The HUP1 gene product of Chlorella kessleri: H+/glucose symport studied in vitro.

An in vitro system was established to measure secondary active transport mediated by plant H+ symporters. For this purpose plasma membranes of Schizosaccharomyces pombe cells transformed with the HUP1 gene coding for the H+/hexose symporter of Chlorella kessleri were fused with cytochrome-c oxidase containing proteoliposomes. After energization with ascorbate/TMPD/cytochrome c these vesicles built up a protonmotive force of > 130 mV consisting mainly of a membrane potential of > 100 mV (inside negative).
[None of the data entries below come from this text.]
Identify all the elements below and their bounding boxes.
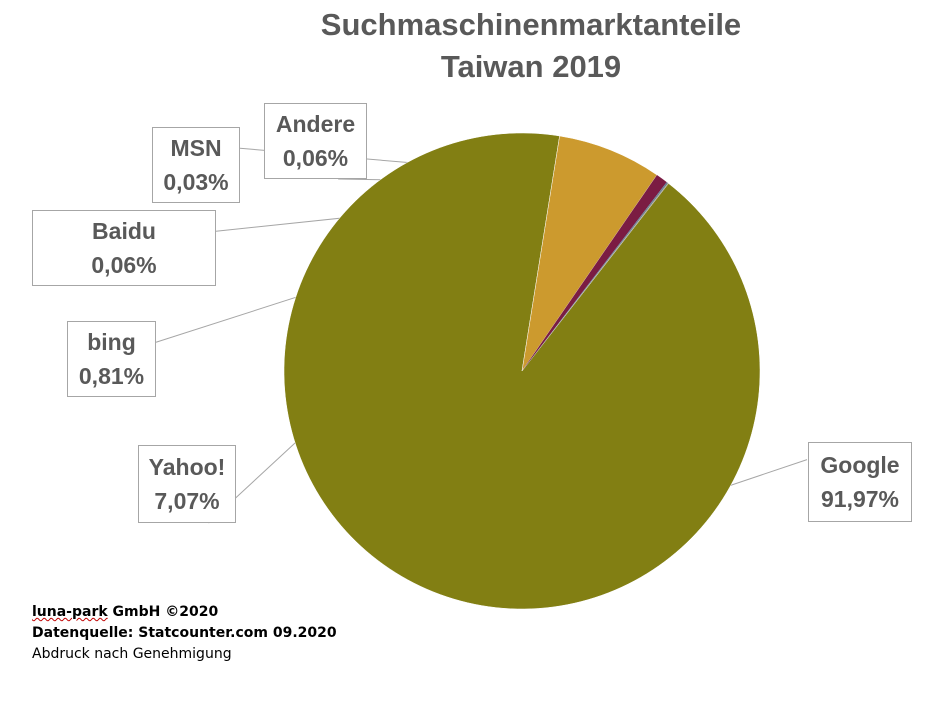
data-label-category: bing — [87, 329, 136, 355]
pie-slice-baidu — [522, 182, 668, 371]
brand-name: luna-park — [32, 604, 108, 620]
data-label-yahoo: Yahoo! 7,07% — [138, 445, 236, 523]
data-label-category: Google — [820, 452, 900, 478]
pie-slice-bing — [522, 174, 667, 371]
data-label-category: Yahoo! — [148, 454, 226, 480]
chart-title-line-2: Taiwan 2019 — [440, 49, 622, 84]
copyright-line: luna-park GmbH ©2020 — [32, 602, 337, 623]
pie-slice-msn — [522, 182, 668, 371]
data-label-value: 7,07% — [154, 488, 220, 514]
data-label-category: Baidu — [92, 218, 156, 244]
chart-title-line-1: Suchmaschinenmarktanteile — [320, 7, 742, 42]
pie-slice-andere — [522, 182, 669, 371]
data-label-baidu: Baidu 0,06% — [32, 210, 216, 286]
data-source: Datenquelle: Statcounter.com 09.2020 — [32, 625, 337, 641]
data-label-category: Andere — [275, 111, 356, 137]
data-label-andere: Andere 0,06% — [264, 103, 367, 179]
data-label-msn: MSN 0,03% — [152, 127, 240, 203]
reprint-note: Abdruck nach Genehmigung — [32, 646, 232, 662]
data-label-value: 0,06% — [91, 252, 157, 278]
data-label-category: MSN — [170, 135, 222, 161]
data-label-google: Google 91,97% — [808, 442, 912, 522]
footer: luna-park GmbH ©2020 Datenquelle: Statco… — [32, 602, 337, 665]
chart-title: Suchmaschinenmarktanteile Taiwan 2019 — [0, 4, 952, 88]
data-label-value: 0,03% — [163, 169, 229, 195]
data-label-value: 91,97% — [820, 486, 899, 512]
data-label-value: 0,81% — [78, 363, 145, 389]
data-label-value: 0,06% — [282, 145, 349, 171]
copyright-text: GmbH ©2020 — [107, 604, 219, 620]
pie-slice-yahoo — [521, 135, 658, 372]
pie-slices — [283, 132, 761, 610]
data-label-bing: bing 0,81% — [67, 321, 156, 397]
Energized vesicles accumulated D-glucose in a pH-dependent way up to 30-fold which was not the case with control vesicles prepared from cells transformed with the plasmid not containing the HUP1 gene. The Km value for D-glucose uptake was 5 x 10(-5) M. The pH-dependence of accumulation was not due to a difference in protonmotive force, but reflected the pH-dependence of the carrier activity, i.e., the accumulation was determined by kinetic and by thermodynamic parameters. In the system both components of protonmotive force delta psi and delta pH can be manipulated individually, which allows to evaluate to what extent they contribute to sugar accumulation. The results indicate that under certain conditions the internal pH may be a limiting factor for D-glucose accumulation.